McDonald’s Fries: Why Do Some Countries Use Natural Beef Flavoring And Others Don’t?

With one of the most beloved French fries in the world, McDonald’s golden and crispy tates are stuff of legend. They’re made of premium Russet Burbank and Shepody potatoes, have 0 grams of trans fats per serving, and are arguably the fast food chain’s most popular menu item.

But did you know that there’s an actual science behind the addictiveness of McDonald’s fries? It begins with smell, which is the first alluring indicator that induces your hunger pangs.

Originally, McDonald’s cooked their fries in rich and savory beef tallow because they couldn’t afford vegetable oil at the time. The beefy-infusion was responsible for their iconic fry flavor; the taste they would aim to recapture with each subsequent iteration. In time, saturated-fats became a public health concern, so to avoid losing customers, they were forced to use vegetable oil. 

Photo: Polina Tankilevitch

The switch only delayed the inevitable, as the taste and texture were so different, customers began complaining. In addition to that, vegetable oil soon found itself facing the same criticisms that beef tallow experienced, pushing McDonald’s to change again, this time to natural beef flavoring. Their attempt at achieving the delicious heights of the OG fries continued with a change to soy-corn oil in 2002, and another to trans-fat-free oil in 2007. The latter is still used to this day.

Strangely enough, things get very curious when you compare how McDonald’s fries are made from country to country. While some places vie for the time-tested beef-flavored version, others forego the meaty taste altogether and use different ingredients. According to Fox 10, beef flavoring isn’t listed as an ingredient or allergen in the marketing at McDonald’s in Canada, the U.K., and Australia. Take the U.K. for example, their fries are made using only three ingredients: potatoes, non-hydrogenated vegetable oils (rapeseed), and Dextrose (predominantly added at beginning of the potato season). The salt is sprinkled after.

Photo: Bonnie Burton/CNET

While on the other hand, “Mythbuster” Grant Imahara discovered that the fries made here in the states use 19 ingredients. It begins with potatoes of course, before continuing down a long list of oils, science speak like dimethylpolysiloxane, and natural beef flavor, which lands as the fifth step in the process. Simply put, it’s way more ingredients than one might expect. 
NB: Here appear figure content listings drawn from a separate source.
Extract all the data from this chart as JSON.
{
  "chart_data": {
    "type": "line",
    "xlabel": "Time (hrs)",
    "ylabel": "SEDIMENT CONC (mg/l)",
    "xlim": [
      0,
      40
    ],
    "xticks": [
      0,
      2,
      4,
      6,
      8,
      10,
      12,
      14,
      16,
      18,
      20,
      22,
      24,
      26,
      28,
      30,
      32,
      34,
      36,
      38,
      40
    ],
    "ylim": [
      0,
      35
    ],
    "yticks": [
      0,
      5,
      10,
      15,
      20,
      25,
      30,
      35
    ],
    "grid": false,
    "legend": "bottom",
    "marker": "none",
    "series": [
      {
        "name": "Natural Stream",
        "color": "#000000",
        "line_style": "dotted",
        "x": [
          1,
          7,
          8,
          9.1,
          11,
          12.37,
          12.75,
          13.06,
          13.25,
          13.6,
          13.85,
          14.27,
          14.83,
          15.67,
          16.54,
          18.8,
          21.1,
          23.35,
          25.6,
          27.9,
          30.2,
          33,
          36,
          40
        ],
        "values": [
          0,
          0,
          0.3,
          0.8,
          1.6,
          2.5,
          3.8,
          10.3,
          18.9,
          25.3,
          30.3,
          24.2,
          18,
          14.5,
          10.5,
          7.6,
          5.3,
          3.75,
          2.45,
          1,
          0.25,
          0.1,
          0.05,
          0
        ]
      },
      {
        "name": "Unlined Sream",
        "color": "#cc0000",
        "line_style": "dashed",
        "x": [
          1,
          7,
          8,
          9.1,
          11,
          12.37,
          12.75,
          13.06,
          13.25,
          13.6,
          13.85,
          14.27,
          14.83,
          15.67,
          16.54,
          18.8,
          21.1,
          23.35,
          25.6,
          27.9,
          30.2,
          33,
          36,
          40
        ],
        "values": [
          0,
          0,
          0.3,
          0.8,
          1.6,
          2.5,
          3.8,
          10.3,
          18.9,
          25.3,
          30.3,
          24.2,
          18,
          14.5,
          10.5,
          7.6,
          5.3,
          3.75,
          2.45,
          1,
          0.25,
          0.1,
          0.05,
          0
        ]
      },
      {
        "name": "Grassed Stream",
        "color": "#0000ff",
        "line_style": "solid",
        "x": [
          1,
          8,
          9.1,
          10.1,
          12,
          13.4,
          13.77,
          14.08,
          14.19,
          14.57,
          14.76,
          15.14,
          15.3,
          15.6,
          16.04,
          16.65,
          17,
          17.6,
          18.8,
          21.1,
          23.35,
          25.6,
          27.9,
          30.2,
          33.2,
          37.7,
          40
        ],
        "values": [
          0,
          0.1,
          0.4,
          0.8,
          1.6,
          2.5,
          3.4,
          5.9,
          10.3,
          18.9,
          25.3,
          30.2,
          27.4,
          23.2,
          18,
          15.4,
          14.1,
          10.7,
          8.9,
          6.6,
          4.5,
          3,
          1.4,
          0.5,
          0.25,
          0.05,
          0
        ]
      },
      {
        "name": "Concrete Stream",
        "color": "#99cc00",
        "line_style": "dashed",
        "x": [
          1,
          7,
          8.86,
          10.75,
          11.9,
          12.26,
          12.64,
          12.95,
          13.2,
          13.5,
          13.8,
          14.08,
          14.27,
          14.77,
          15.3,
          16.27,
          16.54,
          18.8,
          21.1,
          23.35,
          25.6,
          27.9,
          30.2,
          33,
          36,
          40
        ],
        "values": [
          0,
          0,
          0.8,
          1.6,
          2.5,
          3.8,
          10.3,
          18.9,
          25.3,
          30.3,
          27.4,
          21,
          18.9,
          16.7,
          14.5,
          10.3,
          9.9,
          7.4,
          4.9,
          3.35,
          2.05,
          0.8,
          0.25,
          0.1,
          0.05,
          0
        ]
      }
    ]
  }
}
Speaking of tongue twisters, according to Food Additives, dimethylpolysiloxane is a type of silicone that’s used in food as an antifoaming agent. McDonald’s generally uses it at production facilities to prevent vats of hot oil from foaming, splashing, or bubbling over. It isn’t clear why the U.K. chooses not to use the ingredient, as it is legal there like it is in the States. When properly used, dimethylpolysiloxane is harmless, yet if overused, can become indigestible. To be clear, the levels McDonald’s uses in its fries are safe. 

Another thing to be clear about is that this exploration isn’t about whether or not McDonald’s fries are unhealthy. If anything, it’s to uncover the reasoning behind different ingredients. It’s also good information to know if you’re vegetarian or vegan.

Another ingredient that’s notable is pyrophosphate. Food Additives says that it thickens and stabilizes the texture of processed foods, helping to extend their shelf life, and maintain the brand’s iconic yellow fry color. In the side-by-side comparison video above, the U.K. version retains a nearly identical yellow, which begs the question, is the ingredient even necessary?  

Despite much effort, I haven’t managed to find out exactly why our fries require so many ingredients while the U.K.’s doesn’t. Food regulations certainly differ between here and across the pond. For example, foods that use dyes must be labeled as such. It makes sense that America uses natural beef flavoring; we remember how tasty the original was.

Other countries that might’ve only experienced the fries after the transition to vegetable oil wouldn’t miss the beefy taste. If there are any takeaways, it’s that whether 19 ingredients or three, McDonald’s fries are still some of the most delicious icons in fast food history.